Increased risk of type 2 diabetes in antidepressant users: evidence from a 6-year longitudinal study in the E3N cohort.
- Public Health Research
AIM: To examine the association between antidepressant medication use and the risk of type 2 diabetes. METHODS: Data were obtained from the E3N study (Etude Epidemiologique de Femmes de la Mutuelle Generale de l'Education Nationale), a French cohort study initiated in 1990, with questionnaire-based follow-up every 2 or 3 years. Exposure to antidepressants was obtained from drug reimbursement files available from 2004 onwards, and individually matched with questionnaire data.
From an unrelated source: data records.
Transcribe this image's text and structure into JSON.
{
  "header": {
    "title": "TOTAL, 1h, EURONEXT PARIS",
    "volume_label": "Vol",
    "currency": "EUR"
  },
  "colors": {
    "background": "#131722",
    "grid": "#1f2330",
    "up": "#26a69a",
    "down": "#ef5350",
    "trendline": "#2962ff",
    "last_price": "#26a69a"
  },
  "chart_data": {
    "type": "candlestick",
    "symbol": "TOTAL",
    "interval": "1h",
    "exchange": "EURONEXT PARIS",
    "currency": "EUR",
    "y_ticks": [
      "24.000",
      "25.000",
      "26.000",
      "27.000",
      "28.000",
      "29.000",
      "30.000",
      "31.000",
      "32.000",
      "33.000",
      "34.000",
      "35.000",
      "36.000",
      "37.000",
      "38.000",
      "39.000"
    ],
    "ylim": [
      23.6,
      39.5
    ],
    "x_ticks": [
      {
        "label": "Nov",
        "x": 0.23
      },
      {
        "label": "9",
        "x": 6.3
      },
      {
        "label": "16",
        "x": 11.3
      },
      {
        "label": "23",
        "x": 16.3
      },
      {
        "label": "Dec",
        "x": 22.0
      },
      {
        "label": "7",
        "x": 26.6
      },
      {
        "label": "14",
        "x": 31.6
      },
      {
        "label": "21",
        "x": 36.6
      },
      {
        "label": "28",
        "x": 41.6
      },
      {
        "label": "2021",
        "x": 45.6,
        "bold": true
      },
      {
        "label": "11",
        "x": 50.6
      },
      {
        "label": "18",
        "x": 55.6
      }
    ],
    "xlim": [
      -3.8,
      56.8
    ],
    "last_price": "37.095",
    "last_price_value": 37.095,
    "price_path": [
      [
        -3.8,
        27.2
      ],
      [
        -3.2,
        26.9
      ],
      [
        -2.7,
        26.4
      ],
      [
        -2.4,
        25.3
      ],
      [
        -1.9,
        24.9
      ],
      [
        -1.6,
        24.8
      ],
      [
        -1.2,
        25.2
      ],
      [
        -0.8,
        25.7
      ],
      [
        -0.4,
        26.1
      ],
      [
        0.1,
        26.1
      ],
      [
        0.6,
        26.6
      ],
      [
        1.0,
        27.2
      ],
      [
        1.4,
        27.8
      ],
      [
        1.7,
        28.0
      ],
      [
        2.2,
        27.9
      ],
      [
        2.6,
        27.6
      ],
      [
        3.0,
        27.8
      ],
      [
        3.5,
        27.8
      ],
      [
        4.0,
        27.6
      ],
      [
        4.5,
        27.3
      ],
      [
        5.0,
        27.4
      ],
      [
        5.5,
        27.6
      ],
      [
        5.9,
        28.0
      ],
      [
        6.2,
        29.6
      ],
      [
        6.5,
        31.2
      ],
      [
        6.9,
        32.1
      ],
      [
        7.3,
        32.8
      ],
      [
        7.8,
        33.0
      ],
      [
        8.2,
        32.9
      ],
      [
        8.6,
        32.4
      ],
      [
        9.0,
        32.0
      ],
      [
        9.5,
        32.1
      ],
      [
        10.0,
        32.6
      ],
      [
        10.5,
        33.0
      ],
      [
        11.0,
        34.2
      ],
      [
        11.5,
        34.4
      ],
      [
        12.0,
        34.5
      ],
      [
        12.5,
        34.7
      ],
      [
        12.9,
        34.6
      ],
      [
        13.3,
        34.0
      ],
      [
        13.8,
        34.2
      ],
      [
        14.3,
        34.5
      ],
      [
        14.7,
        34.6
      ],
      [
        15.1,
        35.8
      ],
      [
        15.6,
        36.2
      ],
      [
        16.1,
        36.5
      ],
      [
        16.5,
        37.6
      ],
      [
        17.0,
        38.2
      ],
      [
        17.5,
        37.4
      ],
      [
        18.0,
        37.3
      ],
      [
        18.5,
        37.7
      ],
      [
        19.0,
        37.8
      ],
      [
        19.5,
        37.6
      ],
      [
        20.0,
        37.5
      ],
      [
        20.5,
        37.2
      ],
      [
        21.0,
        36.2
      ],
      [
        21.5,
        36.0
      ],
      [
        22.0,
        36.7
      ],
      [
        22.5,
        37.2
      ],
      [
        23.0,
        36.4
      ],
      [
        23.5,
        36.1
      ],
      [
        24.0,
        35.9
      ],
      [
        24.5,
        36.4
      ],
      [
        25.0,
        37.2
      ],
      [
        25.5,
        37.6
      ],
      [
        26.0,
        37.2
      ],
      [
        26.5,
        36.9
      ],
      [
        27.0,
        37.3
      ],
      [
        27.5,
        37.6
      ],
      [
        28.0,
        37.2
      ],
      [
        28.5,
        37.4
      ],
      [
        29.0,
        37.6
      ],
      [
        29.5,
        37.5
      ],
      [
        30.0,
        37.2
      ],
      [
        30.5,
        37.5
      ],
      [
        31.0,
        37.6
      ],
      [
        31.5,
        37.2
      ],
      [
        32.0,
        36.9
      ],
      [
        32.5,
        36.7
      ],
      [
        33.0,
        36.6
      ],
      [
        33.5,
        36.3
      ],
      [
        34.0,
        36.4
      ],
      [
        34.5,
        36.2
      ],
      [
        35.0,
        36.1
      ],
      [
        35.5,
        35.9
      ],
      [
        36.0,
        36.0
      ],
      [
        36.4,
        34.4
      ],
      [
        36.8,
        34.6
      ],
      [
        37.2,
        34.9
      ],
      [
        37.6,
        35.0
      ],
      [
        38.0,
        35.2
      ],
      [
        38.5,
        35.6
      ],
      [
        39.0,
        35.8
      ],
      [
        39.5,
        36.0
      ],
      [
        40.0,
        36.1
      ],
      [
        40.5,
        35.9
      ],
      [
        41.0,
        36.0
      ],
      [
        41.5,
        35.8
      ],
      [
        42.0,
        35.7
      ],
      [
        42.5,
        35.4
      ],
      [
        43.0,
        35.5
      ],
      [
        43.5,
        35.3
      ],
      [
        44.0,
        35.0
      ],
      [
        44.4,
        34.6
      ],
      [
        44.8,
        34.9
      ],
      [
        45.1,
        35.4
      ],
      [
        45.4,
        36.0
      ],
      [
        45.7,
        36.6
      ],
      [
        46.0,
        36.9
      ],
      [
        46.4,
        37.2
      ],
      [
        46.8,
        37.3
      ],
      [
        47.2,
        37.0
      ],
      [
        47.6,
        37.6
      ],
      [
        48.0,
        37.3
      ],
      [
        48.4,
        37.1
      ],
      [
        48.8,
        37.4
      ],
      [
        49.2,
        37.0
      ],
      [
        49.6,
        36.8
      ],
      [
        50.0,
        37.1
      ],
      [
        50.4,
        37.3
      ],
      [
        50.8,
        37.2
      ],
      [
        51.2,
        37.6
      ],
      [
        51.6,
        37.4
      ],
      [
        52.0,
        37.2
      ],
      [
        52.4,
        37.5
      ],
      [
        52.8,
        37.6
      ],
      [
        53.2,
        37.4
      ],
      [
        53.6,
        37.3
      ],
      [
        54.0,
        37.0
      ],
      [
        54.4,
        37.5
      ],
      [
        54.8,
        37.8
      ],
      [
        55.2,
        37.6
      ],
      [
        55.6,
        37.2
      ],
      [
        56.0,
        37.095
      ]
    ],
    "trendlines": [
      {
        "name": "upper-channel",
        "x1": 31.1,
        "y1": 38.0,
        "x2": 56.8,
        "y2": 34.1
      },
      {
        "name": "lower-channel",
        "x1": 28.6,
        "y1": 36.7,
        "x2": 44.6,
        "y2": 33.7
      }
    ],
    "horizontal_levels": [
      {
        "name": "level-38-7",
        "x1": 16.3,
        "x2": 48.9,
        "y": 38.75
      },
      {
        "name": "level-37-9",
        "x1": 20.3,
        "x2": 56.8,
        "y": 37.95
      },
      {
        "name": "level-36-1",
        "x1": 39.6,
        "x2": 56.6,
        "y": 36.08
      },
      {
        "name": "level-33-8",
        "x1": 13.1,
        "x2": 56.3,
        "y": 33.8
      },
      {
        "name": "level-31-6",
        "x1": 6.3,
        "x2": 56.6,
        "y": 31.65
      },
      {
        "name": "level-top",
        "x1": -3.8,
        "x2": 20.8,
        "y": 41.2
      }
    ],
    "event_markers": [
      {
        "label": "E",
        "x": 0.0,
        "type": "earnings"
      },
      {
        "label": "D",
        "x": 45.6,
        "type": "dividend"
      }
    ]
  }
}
Cases of type 2 diabetes were identified from drug reimbursements. Cox proportional-hazard regression models were used, with drug exposure considered as a time-varying parameter. RESULTS: Of the 63 999 women who were free of drug-treated type 2 diabetes at baseline in 2005, 1124 developed type 2 diabetes over the 6-year follow-up. Current use of antidepressants was associated with an increased risk of type 2 diabetes [hazard ratio 1.34 (95% CI 1.12, 1.61)] compared to non-users. When the different types of antidepressants were considered, women who currently used selective serotonin reuptake inhibitors, imipramine-type, 'other' or 'mixed' antidepressants had a 1.25-fold (95% CI 0.99, 1.57), 1.66-fold (95% CI 1.12, 2.46), 1.35-fold (95% CI 1.00, 1.84) and 1.82-fold (95% CI 0.85, 3.86) increase in risk of type 2 diabetes compared to non-users, respectively. CONCLUSION: Our study suggests a positive association between antidepressant use and the risk of type 2 diabetes among women. If this association is confirmed, screening and surveillance of glucose levels should be considered in the context of antidepressant therapy. Further studies assessing the underlying mechanisms of this association are needed.